Sitting bolt upright with her feet curled behind the front legs of a wooden chair as she sips a lemon soda, Yuan leads eight other members of the Dragon Pond Street neighborhood committee in describing the party's grass-roots social control. With 42 ``consultants'' sprinkled throughout the neighborhood, the committee monitors 1,806 people.
``Whenever there is a problem, a family quarrel for instance, or a threatening-looking person, one of the consultants quickly comes to us, if we haven't recognized it ourselves,'' Yuan says. Her eight colleagues nod rapidly in agreement.
The massive rallies for basic freedoms last spring shook this tight network of control on Dragon Pond Street. Many residents, including the committee, supported the ``patriotic'' call of students for clean government and greater openness in government, says Yuan, a retired professor of engineering.
``However, after learning the government documents and watching the state television documentaries on the turmoil, we've come to realize that many slogans were extremist and a handful of people had manipulated the students,'' she says, upholding the official line.
``Now we'll be more vigilant, and we're very confident that we can spot further trouble and stop it before it happens,'' Yuan adds. Again, committee members vigorously nod their heads.

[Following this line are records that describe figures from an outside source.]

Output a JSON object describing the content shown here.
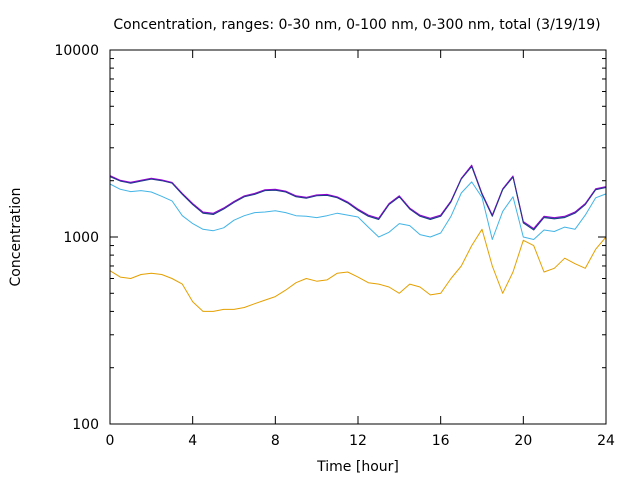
{
  "chart_data": {
    "type": "line",
    "title": "Concentration, ranges: 0-30 nm, 0-100 nm, 0-300 nm, total (3/19/19)",
    "xlabel": "Time [hour]",
    "ylabel": "Concentration",
    "xlim": [
      0,
      24
    ],
    "ylim": [
      100,
      10000
    ],
    "yscale": "log",
    "grid": false,
    "legend": "none",
    "x_ticks": [
      "0",
      "4",
      "8",
      "12",
      "16",
      "20",
      "24"
    ],
    "y_ticks": [
      "100",
      "1000",
      "10000"
    ],
    "x": [
      0,
      0.5,
      1,
      1.5,
      2,
      2.5,
      3,
      3.5,
      4,
      4.5,
      5,
      5.5,
      6,
      6.5,
      7,
      7.5,
      8,
      8.5,
      9,
      9.5,
      10,
      10.5,
      11,
      11.5,
      12,
      12.5,
      13,
      13.5,
      14,
      14.5,
      15,
      15.5,
      16,
      16.5,
      17,
      17.5,
      18,
      18.5,
      19,
      19.5,
      20,
      20.5,
      21,
      21.5,
      22,
      22.5,
      23,
      23.5,
      24
    ],
    "series": [
      {
        "color": "#e5a000",
        "values": [
          660,
          610,
          600,
          630,
          640,
          630,
          600,
          560,
          450,
          400,
          400,
          410,
          410,
          420,
          440,
          460,
          480,
          520,
          570,
          600,
          580,
          590,
          640,
          650,
          610,
          570,
          560,
          540,
          500,
          560,
          540,
          490,
          500,
          600,
          700,
          900,
          1100,
          700,
          500,
          650,
          960,
          900,
          650,
          680,
          770,
          720,
          680,
          860,
          1000
        ]
      },
      {
        "color": "#42b4e6",
        "values": [
          1920,
          1800,
          1750,
          1770,
          1740,
          1650,
          1560,
          1300,
          1180,
          1100,
          1080,
          1120,
          1230,
          1300,
          1350,
          1360,
          1380,
          1350,
          1300,
          1290,
          1270,
          1300,
          1340,
          1310,
          1280,
          1130,
          1000,
          1060,
          1180,
          1150,
          1030,
          1000,
          1050,
          1290,
          1720,
          1970,
          1630,
          970,
          1370,
          1640,
          1000,
          970,
          1090,
          1070,
          1130,
          1100,
          1310,
          1620,
          1700
        ]
      },
      {
        "color": "#009e73",
        "values": [
          2120,
          2000,
          1950,
          2000,
          2050,
          2010,
          1950,
          1700,
          1500,
          1350,
          1330,
          1420,
          1540,
          1650,
          1700,
          1780,
          1790,
          1750,
          1650,
          1620,
          1670,
          1680,
          1630,
          1530,
          1400,
          1300,
          1250,
          1500,
          1650,
          1420,
          1300,
          1250,
          1300,
          1550,
          2050,
          2400,
          1700,
          1300,
          1800,
          2100,
          1200,
          1100,
          1280,
          1260,
          1280,
          1350,
          1500,
          1800,
          1850
        ]
      },
      {
        "color": "#9400d3",
        "values": [
          2130,
          2010,
          1960,
          2010,
          2060,
          2020,
          1960,
          1710,
          1510,
          1360,
          1340,
          1430,
          1550,
          1660,
          1710,
          1790,
          1800,
          1760,
          1660,
          1630,
          1680,
          1690,
          1640,
          1540,
          1410,
          1310,
          1260,
          1510,
          1660,
          1430,
          1310,
          1260,
          1310,
          1560,
          2060,
          2420,
          1710,
          1310,
          1810,
          2120,
          1210,
          1110,
          1290,
          1270,
          1290,
          1360,
          1510,
          1810,
          1860
        ]
      },
      {
        "color": "#1e3a8a",
        "values": [
          2100,
          1990,
          1940,
          1990,
          2040,
          2000,
          1940,
          1690,
          1490,
          1340,
          1320,
          1410,
          1530,
          1640,
          1690,
          1770,
          1780,
          1740,
          1640,
          1610,
          1660,
          1670,
          1620,
          1520,
          1390,
          1290,
          1240,
          1490,
          1640,
          1410,
          1290,
          1240,
          1290,
          1540,
          2040,
          2380,
          1690,
          1290,
          1790,
          2090,
          1190,
          1090,
          1270,
          1250,
          1270,
          1340,
          1490,
          1790,
          1840
        ]
      }
    ]
  }
}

After the Army cleared Tiananmen Square of protesters on June 4, ``old aunties'' in Beijing searched for fugitive activists, helped uncover Army weapons seized by the public, and turned in residents suspected of engaging in what the party calls ``counterrevolutionary activities.''
As part of its crackdown since the demonstrations, Beijing plans to bolster the squads' powers with a law before China's nominal legislature. The law will give the committees greater powers to enforce party policy, the official press says. Under existing guidelines, the committee leads unemployed and retired residents in required political study every Saturday. Other residents must undergo such indoctrination at work.
The new law will also require Chinese over the age of 18 to secure the approval of the committee before holding a meeting. Such a restriction would help obstruct the sort of spontaneous outpouring of protest that occurred last spring.

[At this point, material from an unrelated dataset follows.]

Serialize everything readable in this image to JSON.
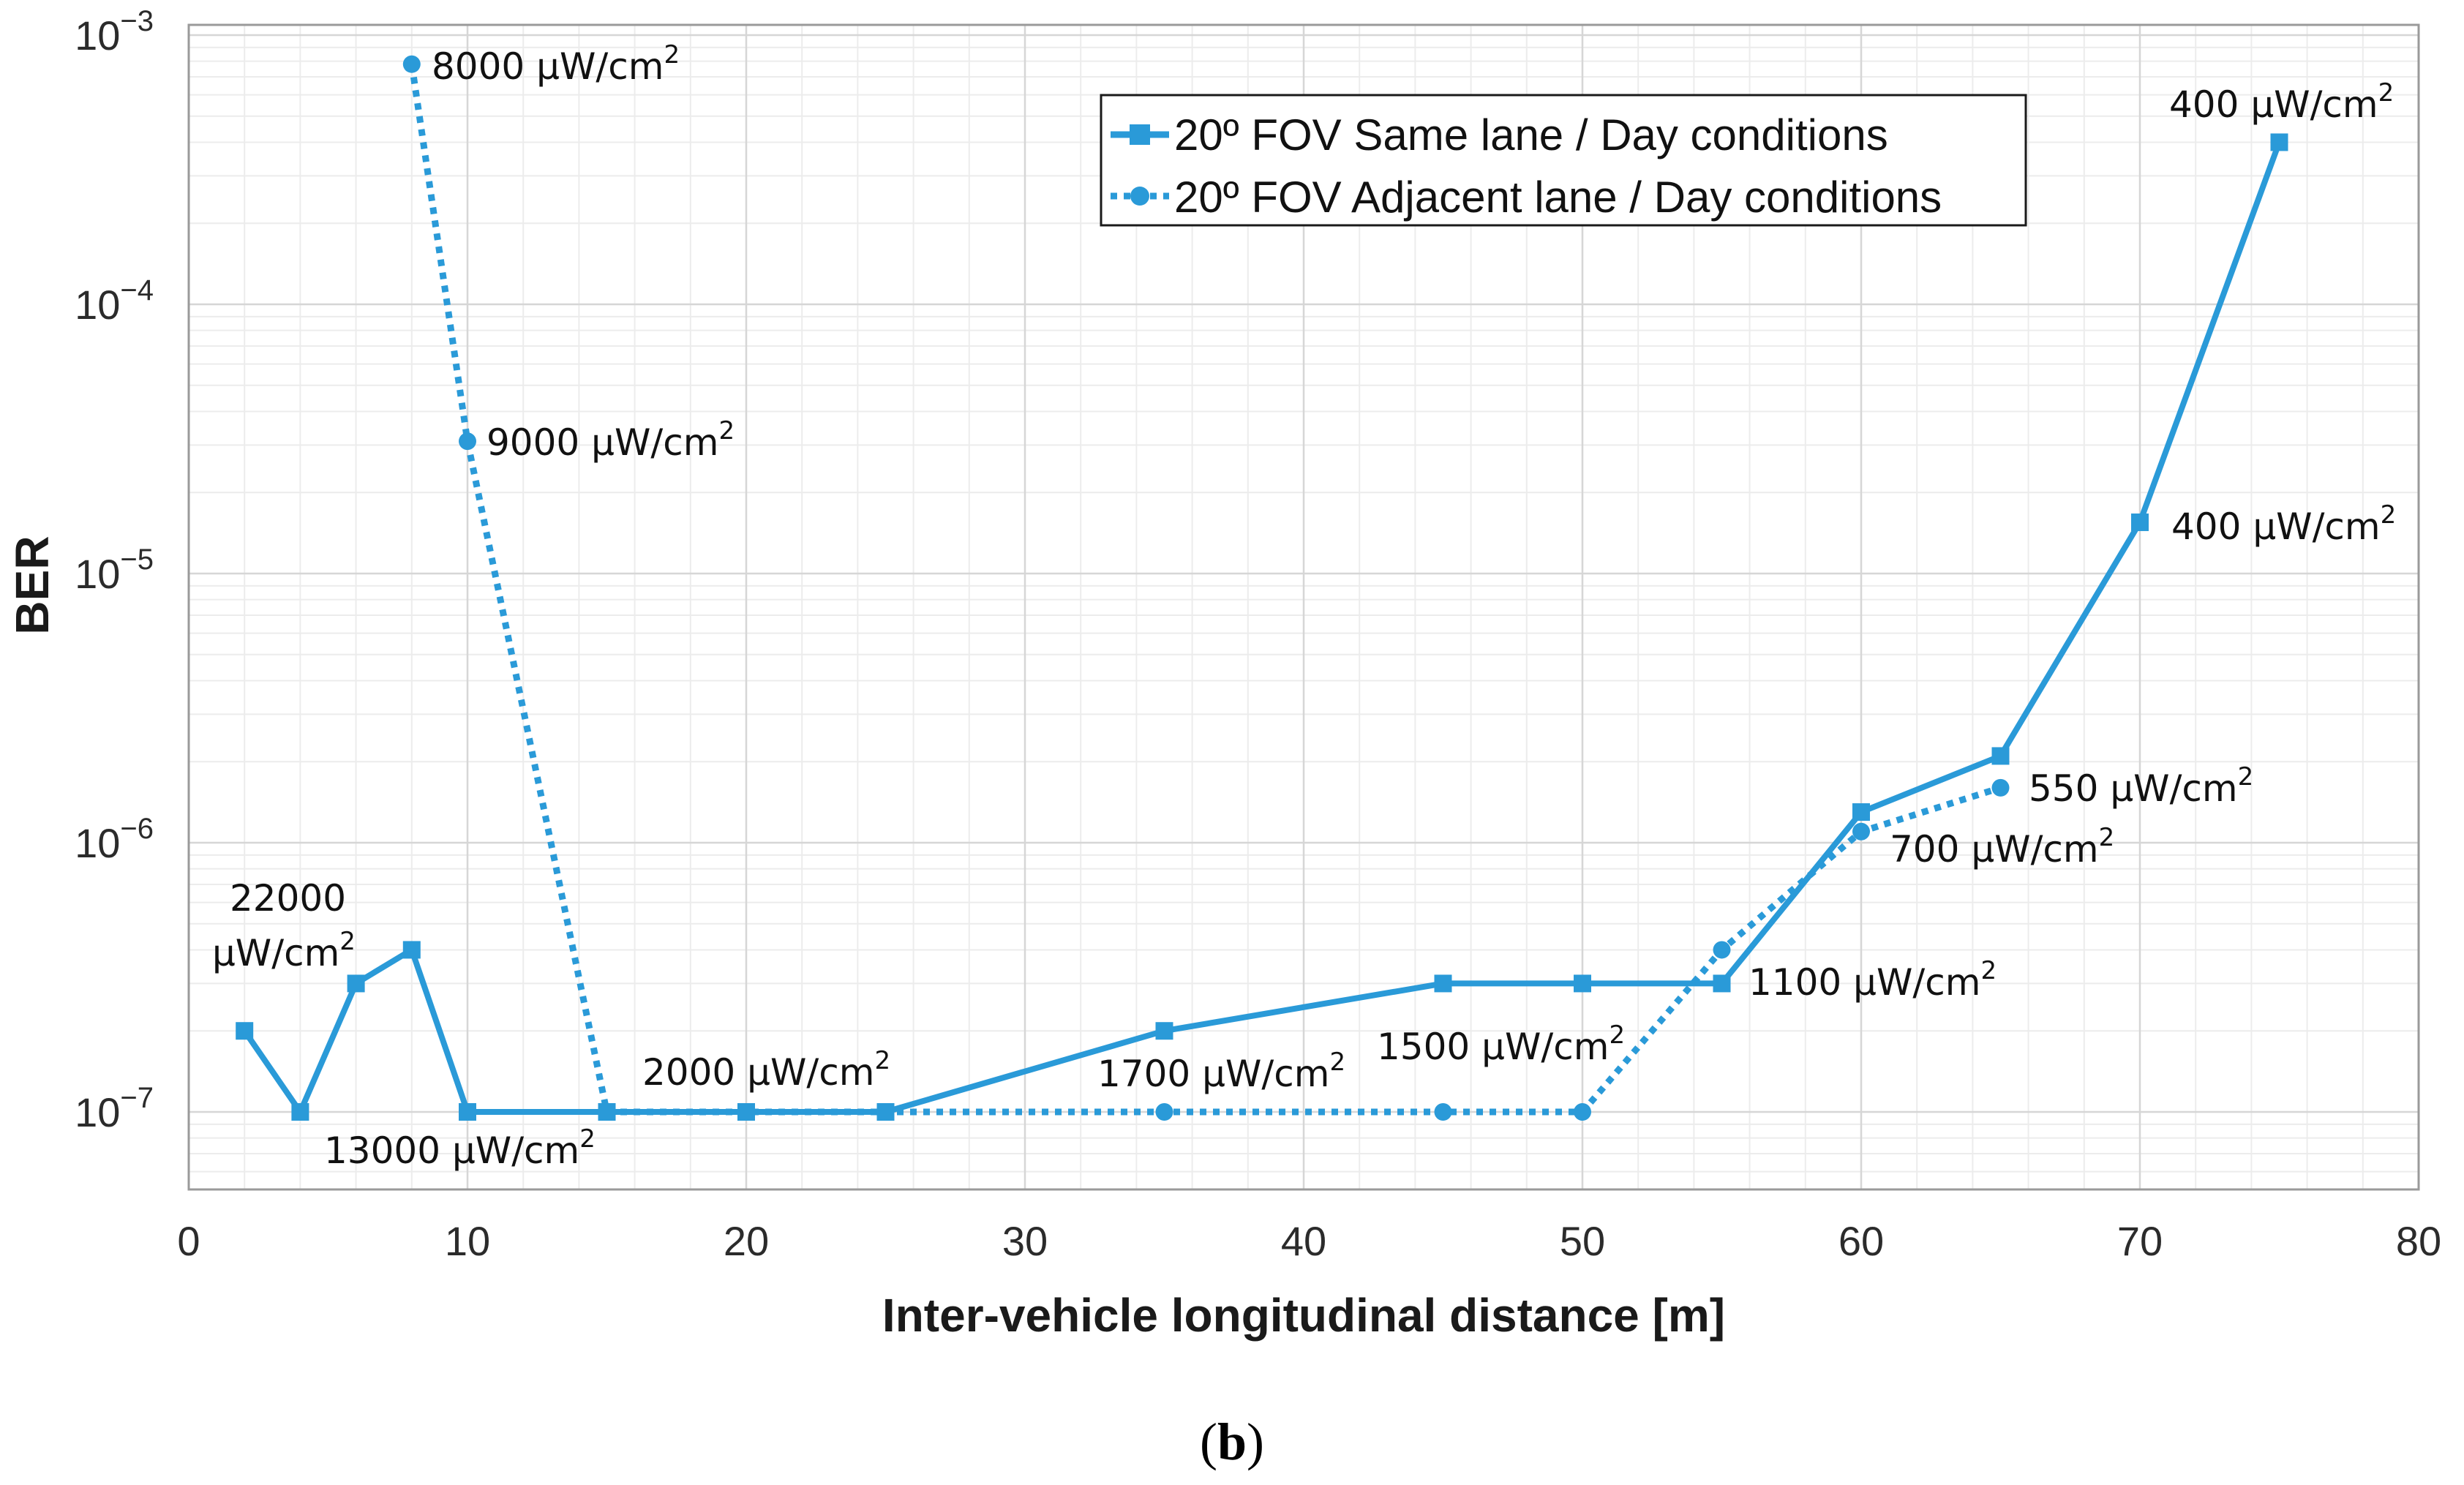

Although sometimes also called ``Marxism and Leninism ladies,'' committee members devote much of their time meeting their neighbors' humdrum needs.
Yuan opened a nursery school in 1982 so that mothers with children younger than age two can work. Zhang Lianke, a retired Army officer, recently organized elderly residents to practice martial arts and play the games of beanbag tossing and bowls.
The party's local enforcers often advance their effort to safeguard neighborhood amity right to the hearths of the 539 family households on the street.
Vigilant committee members on Dragon Pond Street this year dashed into the home of an aged neighbor and disarmed him after he had chased his wife around their flat waving a meat cleaver. In the course of seven meetings, committee members gradually reconciled the two.
``Every time the old couple sees us on the street they thank us for bringing them back together,'' says Yuan. Amateur mediators resolved more than 6.9 million civil disputes in 1987, keeping such squabbles out of China's jammed courtrooms, according to the State Statistical Bureau.
Although often dubbed ``old aunties,'' many of the elder police deputies abuse their broad, vaguely defined powers and earn less affectionate nicknames like lao tai po (old bat).
``Some of these people can be real nuisances. They make their neighborhoods their own petty empires,'' a teacher says. In one area, local committee members line their purses by charging residents for the delivery of milk and newspapers, a service provided free in most places.
The neighborhood committees answer to the local police. But the committees often enjoy wide leeway in deciding how to keep their neighbors law abiding and happy.
``We have all cultivated the good habit of self-criticism and of criticizing each other, and so we don't have to go to the police for help,'' Yuan says. Her partners nod again.